Straßenzustand

Kaiserstraße bleibt „auf dem Schirm“

Seit Jahren machen Schlaglöcher und tiefgehende Beschädigungen die Kaiserstraße zwischen der Saarbrücker Straße und B423/Bexbacher Straße zu einer einer echten Zumutung für den Verkehr. FOTO: Thorsten Wolf

Homburg. Inwiefern und wann die Stadt die marode Strecke reparieren will, bleibt weiter offen. Müssen die Anwohner zahlen?
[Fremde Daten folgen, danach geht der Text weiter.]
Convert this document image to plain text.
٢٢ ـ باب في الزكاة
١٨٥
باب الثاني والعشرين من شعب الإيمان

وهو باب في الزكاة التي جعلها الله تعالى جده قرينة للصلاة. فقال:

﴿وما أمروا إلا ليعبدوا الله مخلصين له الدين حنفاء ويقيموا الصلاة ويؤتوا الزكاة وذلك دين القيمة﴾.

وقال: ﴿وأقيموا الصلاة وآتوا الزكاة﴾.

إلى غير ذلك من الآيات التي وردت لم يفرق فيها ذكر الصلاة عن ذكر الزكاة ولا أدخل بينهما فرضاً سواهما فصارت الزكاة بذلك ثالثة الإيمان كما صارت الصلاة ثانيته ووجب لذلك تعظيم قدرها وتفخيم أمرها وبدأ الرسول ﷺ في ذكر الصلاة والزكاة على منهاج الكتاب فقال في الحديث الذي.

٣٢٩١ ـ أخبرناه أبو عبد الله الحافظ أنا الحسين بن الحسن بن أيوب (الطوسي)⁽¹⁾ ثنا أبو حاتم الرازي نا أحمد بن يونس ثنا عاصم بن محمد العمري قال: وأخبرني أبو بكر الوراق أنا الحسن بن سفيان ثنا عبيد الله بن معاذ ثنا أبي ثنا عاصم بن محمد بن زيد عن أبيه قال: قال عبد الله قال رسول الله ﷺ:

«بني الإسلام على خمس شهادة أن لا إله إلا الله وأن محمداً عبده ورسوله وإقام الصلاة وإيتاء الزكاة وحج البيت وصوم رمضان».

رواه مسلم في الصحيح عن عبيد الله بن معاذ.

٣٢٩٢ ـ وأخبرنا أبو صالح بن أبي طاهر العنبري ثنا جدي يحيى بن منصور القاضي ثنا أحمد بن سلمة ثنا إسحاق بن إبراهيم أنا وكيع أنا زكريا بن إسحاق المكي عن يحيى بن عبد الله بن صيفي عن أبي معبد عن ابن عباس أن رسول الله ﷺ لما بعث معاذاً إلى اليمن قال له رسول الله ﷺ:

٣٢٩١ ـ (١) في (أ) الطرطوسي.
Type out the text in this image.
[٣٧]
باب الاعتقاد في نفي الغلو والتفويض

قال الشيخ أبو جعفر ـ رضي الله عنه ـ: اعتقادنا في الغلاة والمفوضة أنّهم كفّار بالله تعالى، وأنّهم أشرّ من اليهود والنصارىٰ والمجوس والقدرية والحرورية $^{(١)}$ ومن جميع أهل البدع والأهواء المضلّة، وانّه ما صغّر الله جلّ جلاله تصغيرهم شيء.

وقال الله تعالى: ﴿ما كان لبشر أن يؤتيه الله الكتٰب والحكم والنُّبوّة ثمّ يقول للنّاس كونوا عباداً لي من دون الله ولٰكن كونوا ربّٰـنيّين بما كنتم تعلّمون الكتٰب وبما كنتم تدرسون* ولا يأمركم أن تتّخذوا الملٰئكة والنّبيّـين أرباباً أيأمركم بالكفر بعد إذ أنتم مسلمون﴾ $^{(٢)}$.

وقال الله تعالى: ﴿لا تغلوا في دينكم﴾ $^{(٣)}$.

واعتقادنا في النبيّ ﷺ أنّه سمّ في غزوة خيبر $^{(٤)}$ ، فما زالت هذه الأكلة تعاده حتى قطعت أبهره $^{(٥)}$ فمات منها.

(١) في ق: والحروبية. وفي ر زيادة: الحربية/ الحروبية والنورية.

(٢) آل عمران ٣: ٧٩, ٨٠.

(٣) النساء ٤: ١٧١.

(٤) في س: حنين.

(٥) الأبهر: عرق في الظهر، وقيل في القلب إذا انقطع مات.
Im März 2017 berichteten wir über den beklagenswerten Zustand der Kaiserstraße im Abschnitt zwischen der Saarbrücker- und der B423/Bexbacher Straße. Gerade mal 400 Meter lang ist diese städtische Route. Zu Fuß bräuchte man dafür rund vier Minuten. Angesichts des teils heftig beschädigten Straßenbelags wäre es zu empfehlen, diese beliebte innerstädtische Abkürzung per Pedes und nicht mit dem Auto oder Fahrrad zu passieren, denn: Obwohl unsere Zeitung  2017 die Stadtverwaltung auf den kaum akzeptablen Zustand der Straße hingewiesen hat, hat sich seitdem, wohl abgesehen von einigen Ausbesserungsarbeiten, dort nichts getan. Zur Entschuldigung sei angeführt, dass diese Straße über längere Zeit hinweg gesperrt war, Kanalarbeiten der Homburger Stadtwerke machten dies nötig. Nun hätte man gutgläubig vermuten können, dass die Straße im Zuge dieser Arbeiten auch gleich eine neue und für Homburg würdige Straßendecke bekommt. Immerhin zeigen ja die aktuell laufenden Arbeiten in der Eisenbahnstraße, dass man durchaus sinnvoll notwendige Tiefbauarbeiten an Leitungsnetzen mit einer Instandsetzung verbinden kann (wir berichteten).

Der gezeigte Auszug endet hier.